Powers stellt die Entscheidung, in den Untergrund zu gehen, auf mitfühlende Weise dar und macht es damit einfach zu verstehen, warum die Aktivist*innen in seinem Buch, wie auch die im wahren Leben, eskalieren und sich illegalen Taktiken zuwenden. Da das System so geschaffen wurde, dass Widerstand vereinnahmt und entmächtigt wird, und Übung darin hat, demokratische Prozesse zu umgehen und Protest brutal zu unterdrücken, wird jeder, der nennenswerte Veränderungen erreichen will, dazu gezwungen, außerhalb des Rahmens der akzeptierten und erwarteten Taktiken zu denken.
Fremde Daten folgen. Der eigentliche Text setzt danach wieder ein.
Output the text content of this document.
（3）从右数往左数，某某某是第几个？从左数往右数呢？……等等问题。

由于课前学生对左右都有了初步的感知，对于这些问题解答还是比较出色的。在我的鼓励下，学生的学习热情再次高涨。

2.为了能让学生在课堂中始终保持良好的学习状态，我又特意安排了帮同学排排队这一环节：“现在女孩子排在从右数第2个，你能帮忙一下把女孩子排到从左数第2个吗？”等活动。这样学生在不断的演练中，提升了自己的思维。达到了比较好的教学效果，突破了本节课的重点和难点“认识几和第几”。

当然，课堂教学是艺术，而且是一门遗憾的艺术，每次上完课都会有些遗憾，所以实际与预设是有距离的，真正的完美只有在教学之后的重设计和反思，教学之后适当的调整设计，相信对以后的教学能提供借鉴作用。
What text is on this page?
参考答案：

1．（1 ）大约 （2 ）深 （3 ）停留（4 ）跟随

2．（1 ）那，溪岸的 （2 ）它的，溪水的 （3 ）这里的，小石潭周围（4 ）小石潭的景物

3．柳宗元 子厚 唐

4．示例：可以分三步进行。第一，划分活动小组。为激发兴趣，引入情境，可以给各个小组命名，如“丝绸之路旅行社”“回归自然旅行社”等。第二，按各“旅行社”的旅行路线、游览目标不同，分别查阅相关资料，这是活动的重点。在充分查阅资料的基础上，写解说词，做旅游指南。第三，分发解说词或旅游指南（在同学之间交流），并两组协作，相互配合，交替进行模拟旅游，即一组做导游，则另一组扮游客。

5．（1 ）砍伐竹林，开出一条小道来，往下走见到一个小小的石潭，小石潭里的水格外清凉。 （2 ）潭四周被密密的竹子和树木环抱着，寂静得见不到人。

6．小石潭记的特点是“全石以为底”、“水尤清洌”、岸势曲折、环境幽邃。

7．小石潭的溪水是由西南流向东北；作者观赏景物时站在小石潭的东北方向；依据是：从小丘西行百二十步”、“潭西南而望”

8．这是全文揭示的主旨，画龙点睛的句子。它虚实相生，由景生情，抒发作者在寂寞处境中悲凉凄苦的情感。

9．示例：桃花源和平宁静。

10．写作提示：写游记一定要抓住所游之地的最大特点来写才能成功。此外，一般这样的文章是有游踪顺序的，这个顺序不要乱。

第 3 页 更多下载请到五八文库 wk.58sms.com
Leider ist hier, wie auch in A Friend of the Earth, die Ökosabotage ineffektiv, weil sie von einer Zermürbungsstrategie eingeschränkt wird und nicht kritische Infrastruktur als Ziel hat. Das Genre der Ökofiktion braucht immer noch eine Geschichte über strategisch vorgehende Aktivist*innen, die eine Kettenreaktion von Ausfällen herbeiführen, indem sie die fossilen Energien lahmlegen.
Die Aktionen von Powers Protagonist*innen umfassen nicht nur Blockaden und Ökosabotage, sondern auch wissenschaftliche Forschung, Kunst, Landsanierung, Psychologie und die Nutzung von künstlicher Intelligenz. In dieser bunten und diversen Mischung kann jede/r etwas finden, was ihn oder sie anspricht. So wird die Leserin oder der Leser eingeladen, sich im wahren Leben am Kampf zu beteiligen und die eigenen wie auch immer gearteten Fähigkeiten und Interessen einzubringen. Woran The Overstory wirklich gemessen werden wird, ist nicht, ob es auf Bestsellerlisten kommt, von Kritiker*innen gelobt wird oder literarische Preise gewinnt, sondern ob es Leser*innen motiviert, aktiv zu werden:
Menschlich zu sein bedeutet, eine überzeugende Geschichte mit einer bedeutsamen zu verwechseln und das Leben mit etwas Riesigem auf zwei Beinen. Nein: Das Leben wird auf einer viel größeren Ebene mobilisiert und die Welt zieht genau deshalb den Kürzeren, weil keine Geschichte den Kampf um die Welt so einnehmend wirken lassen kann wie den Kampf zwischen ein paar verlorenen Leuten. Aber Ray braucht Fiktion heute so sehr wie jeder andere auch. Die Held*innen, Bösewichte und Statisten, die seine Frau ihm heute Morgen gibt, sind besser als die Wahrheit. Ich bin zwar nicht echt, sagen sie, und nichts, was ich tue, macht einen Unterschied, aber dennoch lasse ich alle Entfernungen hinter mir, um neben dir zu sitzen, dir Gesellschaft zu leisten und deine Meinung zu ändern.
Vielleicht ist es wahr, dass sogar die besten Argumente keine Meinungen ändern können. Wenn das so ist, dann ist das, was wir alle, menschlich oder nicht, am meisten brauchen, eine Geschichte, die es kann. The Overstory könnte diese Geschichte sein.